El recorrido nos lleva de la bodega al cuarto de toneles, “donde antiguamente se hacían las transacciones y las catas de vino, ya que se vendía la producción a minoristas y particulares; también se cocinaba en la chimenea y, más recientemente, se han corrido algunas juergas”, reconoce, con una sonrisa, Julio.
Ya en la vivienda, el centro en torno al cual gravita el edificio es el patio principal porticado que comunica todas las estancias de la casa. Sus columnas de granito sostienen un corredor de madera acristalado en el piso superior cuyas ventanas nadie se atreve a abrir, seguramente por temor a que algo se desmorone como en un castillo de naipes. Julio llama la atención sobre los muros de la casa, de casi un metro de grosor y hechos de tapial, a base de tierra apisonada y paja. Se trata de una técnica constructiva que data de tiempos remotos, que se extendió en la Edad Media y aún se puede ver en algunas construcciones tradicionales y rurales.

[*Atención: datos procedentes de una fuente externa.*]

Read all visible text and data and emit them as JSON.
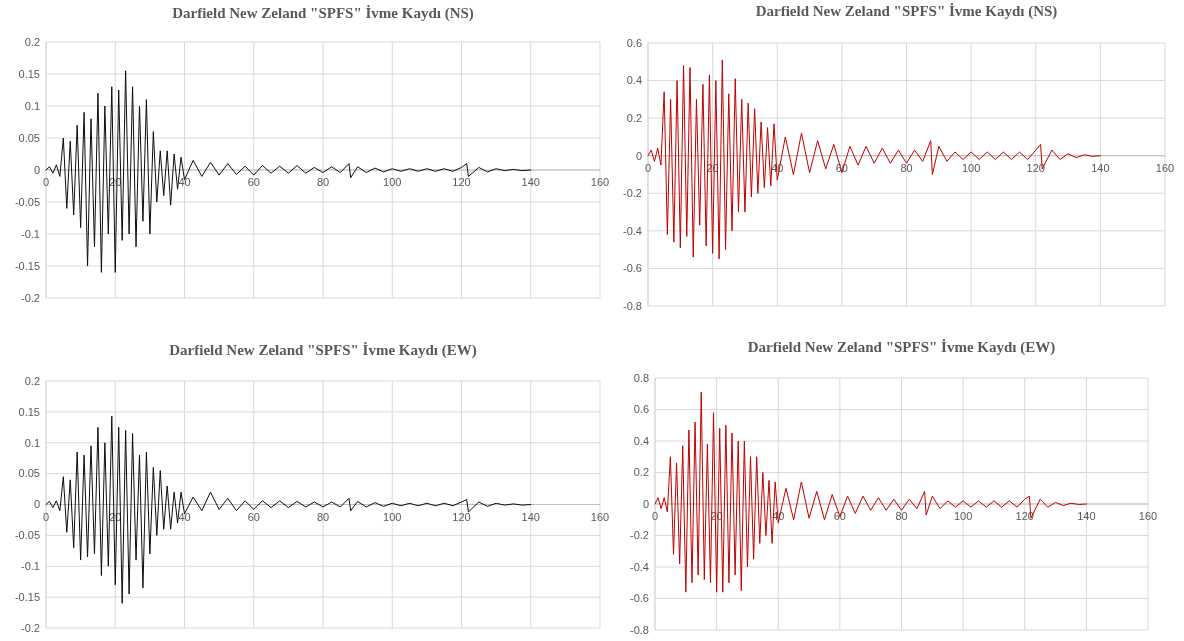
{
  "chart_data": [
    {
      "type": "line",
      "title": "Darfield New Zeland  \"SPFS\" İvme Kaydı (NS)",
      "xlim": [
        0,
        160
      ],
      "xticks": [
        0,
        20,
        40,
        60,
        80,
        100,
        120,
        140,
        160
      ],
      "ylim": [
        -0.2,
        0.2
      ],
      "yticks": [
        -0.2,
        -0.15,
        -0.1,
        -0.05,
        0,
        0.05,
        0.1,
        0.15,
        0.2
      ],
      "grid": true,
      "marker": "none",
      "line_style": "solid",
      "series": [
        {
          "color": "#0d0d0d",
          "x": [
            0,
            1,
            2,
            3,
            4,
            5,
            6,
            7,
            8,
            9,
            10,
            11,
            12,
            13,
            14,
            15,
            16,
            17,
            18,
            19,
            20,
            21,
            22,
            23,
            24,
            25,
            26,
            27,
            28,
            29,
            30,
            31,
            32,
            33,
            34,
            35,
            36,
            37,
            38,
            39,
            40,
            42.5,
            45,
            47.5,
            50,
            52.5,
            55,
            57.5,
            60,
            62.5,
            65,
            67.5,
            70,
            72.5,
            75,
            77.5,
            80,
            82.5,
            85,
            87.5,
            88,
            90,
            92.5,
            95,
            97.5,
            100,
            102.5,
            105,
            107.5,
            110,
            112.5,
            115,
            117.5,
            120,
            121.5,
            122,
            125,
            127.5,
            130,
            132.5,
            135,
            137.5,
            140
          ],
          "values": [
            0,
            0.005,
            -0.005,
            0.008,
            -0.01,
            0.05,
            -0.06,
            0.045,
            -0.07,
            0.07,
            -0.09,
            0.09,
            -0.15,
            0.08,
            -0.12,
            0.12,
            -0.16,
            0.1,
            -0.1,
            0.13,
            -0.16,
            0.125,
            -0.11,
            0.155,
            -0.1,
            0.13,
            -0.12,
            0.1,
            -0.08,
            0.11,
            -0.1,
            0.06,
            -0.05,
            0.03,
            -0.04,
            0.03,
            -0.055,
            0.025,
            -0.03,
            0.02,
            -0.015,
            0.015,
            -0.01,
            0.012,
            -0.008,
            0.01,
            -0.007,
            0.006,
            -0.008,
            0.007,
            -0.005,
            0.006,
            -0.005,
            0.007,
            -0.005,
            0.004,
            -0.004,
            0.005,
            -0.004,
            0.01,
            -0.012,
            0.005,
            -0.004,
            0.003,
            -0.003,
            0.002,
            -0.002,
            0.002,
            -0.002,
            0.002,
            -0.002,
            0.002,
            -0.002,
            0.004,
            0.01,
            -0.01,
            0.004,
            -0.003,
            0.002,
            -0.001,
            0.001,
            -0.001,
            0
          ]
        }
      ]
    },
    {
      "type": "line",
      "title": "Darfield New Zeland  \"SPFS\" İvme Kaydı (NS)",
      "xlim": [
        0,
        160
      ],
      "xticks": [
        0,
        20,
        40,
        60,
        80,
        100,
        120,
        140,
        160
      ],
      "ylim": [
        -0.8,
        0.6
      ],
      "yticks": [
        -0.8,
        -0.6,
        -0.4,
        -0.2,
        0,
        0.2,
        0.4,
        0.6
      ],
      "grid": true,
      "marker": "none",
      "line_style": "solid",
      "series": [
        {
          "color": "#c00000",
          "x": [
            0,
            1,
            2,
            3,
            4,
            5,
            6,
            7,
            8,
            9,
            10,
            11,
            12,
            13,
            14,
            15,
            16,
            17,
            18,
            19,
            20,
            21,
            22,
            23,
            24,
            25,
            26,
            27,
            28,
            29,
            30,
            31,
            32,
            33,
            34,
            35,
            36,
            37,
            38,
            39,
            40,
            42.5,
            45,
            47.5,
            50,
            52.5,
            55,
            57.5,
            60,
            62.5,
            65,
            67.5,
            70,
            72.5,
            75,
            77.5,
            80,
            82.5,
            85,
            87.5,
            88,
            90,
            92.5,
            95,
            97.5,
            100,
            102.5,
            105,
            107.5,
            110,
            112.5,
            115,
            117.5,
            120,
            121.5,
            122,
            125,
            127.5,
            130,
            132.5,
            135,
            137.5,
            140
          ],
          "values": [
            0,
            0.03,
            -0.03,
            0.04,
            -0.05,
            0.34,
            -0.42,
            0.3,
            -0.46,
            0.4,
            -0.49,
            0.48,
            -0.43,
            0.47,
            -0.54,
            0.3,
            -0.37,
            0.38,
            -0.48,
            0.43,
            -0.52,
            0.4,
            -0.55,
            0.51,
            -0.5,
            0.33,
            -0.4,
            0.41,
            -0.3,
            0.3,
            -0.3,
            0.28,
            -0.22,
            0.25,
            -0.2,
            0.18,
            -0.17,
            0.15,
            -0.16,
            0.17,
            -0.13,
            0.1,
            -0.1,
            0.12,
            -0.09,
            0.08,
            -0.07,
            0.06,
            -0.09,
            0.05,
            -0.05,
            0.05,
            -0.04,
            0.04,
            -0.04,
            0.03,
            -0.04,
            0.03,
            -0.03,
            0.08,
            -0.1,
            0.05,
            -0.03,
            0.02,
            -0.02,
            0.02,
            -0.02,
            0.02,
            -0.02,
            0.02,
            -0.02,
            0.02,
            -0.02,
            0.03,
            0.06,
            -0.07,
            0.03,
            -0.02,
            0.01,
            -0.01,
            0.005,
            -0.003,
            0
          ]
        }
      ]
    },
    {
      "type": "line",
      "title": "Darfield New Zeland  \"SPFS\" İvme Kaydı (EW)",
      "xlim": [
        0,
        160
      ],
      "xticks": [
        0,
        20,
        40,
        60,
        80,
        100,
        120,
        140,
        160
      ],
      "ylim": [
        -0.2,
        0.2
      ],
      "yticks": [
        -0.2,
        -0.15,
        -0.1,
        -0.05,
        0,
        0.05,
        0.1,
        0.15,
        0.2
      ],
      "grid": true,
      "marker": "none",
      "line_style": "solid",
      "series": [
        {
          "color": "#0d0d0d",
          "x": [
            0,
            1,
            2,
            3,
            4,
            5,
            6,
            7,
            8,
            9,
            10,
            11,
            12,
            13,
            14,
            15,
            16,
            17,
            18,
            19,
            20,
            21,
            22,
            23,
            24,
            25,
            26,
            27,
            28,
            29,
            30,
            31,
            32,
            33,
            34,
            35,
            36,
            37,
            38,
            39,
            40,
            42.5,
            45,
            47.5,
            50,
            52.5,
            55,
            57.5,
            60,
            62.5,
            65,
            67.5,
            70,
            72.5,
            75,
            77.5,
            80,
            82.5,
            85,
            87.5,
            88,
            90,
            92.5,
            95,
            97.5,
            100,
            102.5,
            105,
            107.5,
            110,
            112.5,
            115,
            117.5,
            120,
            121.5,
            122,
            125,
            127.5,
            130,
            132.5,
            135,
            137.5,
            140
          ],
          "values": [
            0,
            0.005,
            -0.005,
            0.006,
            -0.01,
            0.045,
            -0.045,
            0.04,
            -0.07,
            0.085,
            -0.09,
            0.08,
            -0.085,
            0.095,
            -0.08,
            0.125,
            -0.115,
            0.1,
            -0.1,
            0.143,
            -0.13,
            0.125,
            -0.16,
            0.12,
            -0.145,
            0.115,
            -0.09,
            0.08,
            -0.135,
            0.085,
            -0.08,
            0.06,
            -0.05,
            0.055,
            -0.04,
            0.03,
            -0.04,
            0.02,
            -0.03,
            0.02,
            -0.015,
            0.012,
            -0.01,
            0.02,
            -0.008,
            0.01,
            -0.01,
            0.006,
            -0.008,
            0.006,
            -0.005,
            0.006,
            -0.005,
            0.005,
            -0.004,
            0.004,
            -0.004,
            0.004,
            -0.004,
            0.01,
            -0.01,
            0.005,
            -0.004,
            0.003,
            -0.003,
            0.002,
            -0.002,
            0.002,
            -0.002,
            0.002,
            -0.002,
            0.002,
            -0.002,
            0.004,
            0.008,
            -0.012,
            0.004,
            -0.003,
            0.002,
            -0.001,
            0.001,
            -0.001,
            0
          ]
        }
      ]
    },
    {
      "type": "line",
      "title": "Darfield New Zeland \"SPFS\" İvme Kaydı (EW)",
      "xlim": [
        0,
        160
      ],
      "xticks": [
        0,
        20,
        40,
        60,
        80,
        100,
        120,
        140,
        160
      ],
      "ylim": [
        -0.8,
        0.8
      ],
      "yticks": [
        -0.8,
        -0.6,
        -0.4,
        -0.2,
        0,
        0.2,
        0.4,
        0.6,
        0.8
      ],
      "grid": true,
      "marker": "none",
      "line_style": "solid",
      "series": [
        {
          "color": "#c00000",
          "x": [
            0,
            1,
            2,
            3,
            4,
            5,
            6,
            7,
            8,
            9,
            10,
            11,
            12,
            13,
            14,
            15,
            16,
            17,
            18,
            19,
            20,
            21,
            22,
            23,
            24,
            25,
            26,
            27,
            28,
            29,
            30,
            31,
            32,
            33,
            34,
            35,
            36,
            37,
            38,
            39,
            40,
            42.5,
            45,
            47.5,
            50,
            52.5,
            55,
            57.5,
            60,
            62.5,
            65,
            67.5,
            70,
            72.5,
            75,
            77.5,
            80,
            82.5,
            85,
            87.5,
            88,
            90,
            92.5,
            95,
            97.5,
            100,
            102.5,
            105,
            107.5,
            110,
            112.5,
            115,
            117.5,
            120,
            121.5,
            122,
            125,
            127.5,
            130,
            132.5,
            135,
            137.5,
            140
          ],
          "values": [
            0,
            0.04,
            -0.03,
            0.04,
            -0.05,
            0.3,
            -0.32,
            0.26,
            -0.38,
            0.37,
            -0.56,
            0.47,
            -0.5,
            0.52,
            -0.45,
            0.71,
            -0.48,
            0.38,
            -0.5,
            0.58,
            -0.56,
            0.48,
            -0.56,
            0.5,
            -0.5,
            0.45,
            -0.45,
            0.4,
            -0.55,
            0.4,
            -0.4,
            0.3,
            -0.35,
            0.3,
            -0.25,
            0.2,
            -0.2,
            0.15,
            -0.25,
            0.14,
            -0.12,
            0.1,
            -0.1,
            0.14,
            -0.09,
            0.08,
            -0.1,
            0.06,
            -0.08,
            0.05,
            -0.06,
            0.05,
            -0.04,
            0.04,
            -0.04,
            0.03,
            -0.04,
            0.03,
            -0.03,
            0.08,
            -0.07,
            0.05,
            -0.03,
            0.02,
            -0.02,
            0.02,
            -0.02,
            0.02,
            -0.02,
            0.02,
            -0.02,
            0.02,
            -0.02,
            0.03,
            0.05,
            -0.09,
            0.03,
            -0.02,
            0.01,
            -0.01,
            0.005,
            -0.003,
            0
          ]
        }
      ]
    }
  ]
}
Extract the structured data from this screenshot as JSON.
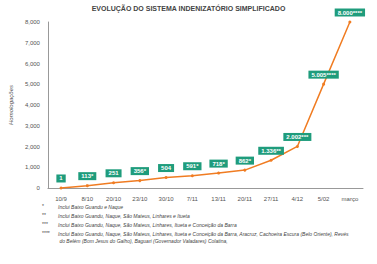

En las estancias de la primera planta apenas se conservan muebles u objetos que perteneciesen antiguamente a la casa, entre ellos una cama de hierro fundido en la que nació el padre de Julio y el estandarte junto a una pequeña capilla, que tiene acceso desde el comedor principal. Con esta insignia salía la familia en procesión junto a la Virgen de Valverde, por las calles de Fuencarral. “En la guerra arrasaron con los muebles y con el vino”, cuenta Ramón. La decoración actual es mayoritariamente fruto de las incursiones semanales al Rastro madrileño de la suegra de Ramón, que arregló un ala de la casa para que esta parte de la familia fuese a veranear y a disfrutar de las bajas temperaturas propiciadas por los gruesos muros y la vegetación.
Recuerdos de la vida rural
Por las empinadas escaleras que conducen a la buhardilla y a las torres solo se atreve a subir Julio. Continúa su relato: “Aquí estaba el palomar, donde se criaban sabrosos pichones, porque las palomas no había quien se las comiera; en esta otra parte colgábamos melones; y al otro lado hay una pequeña estancia con una cocina de lumbre baja y un muro falso que se quedó así tras un rodaje”.
Ramón y Julio nos despiden amablemente y dejamos atrás su imponente puerta blasonada y este rincón que ha quedado congelado en el tiempo, testigo de la historia, entre el bullicio de la capital.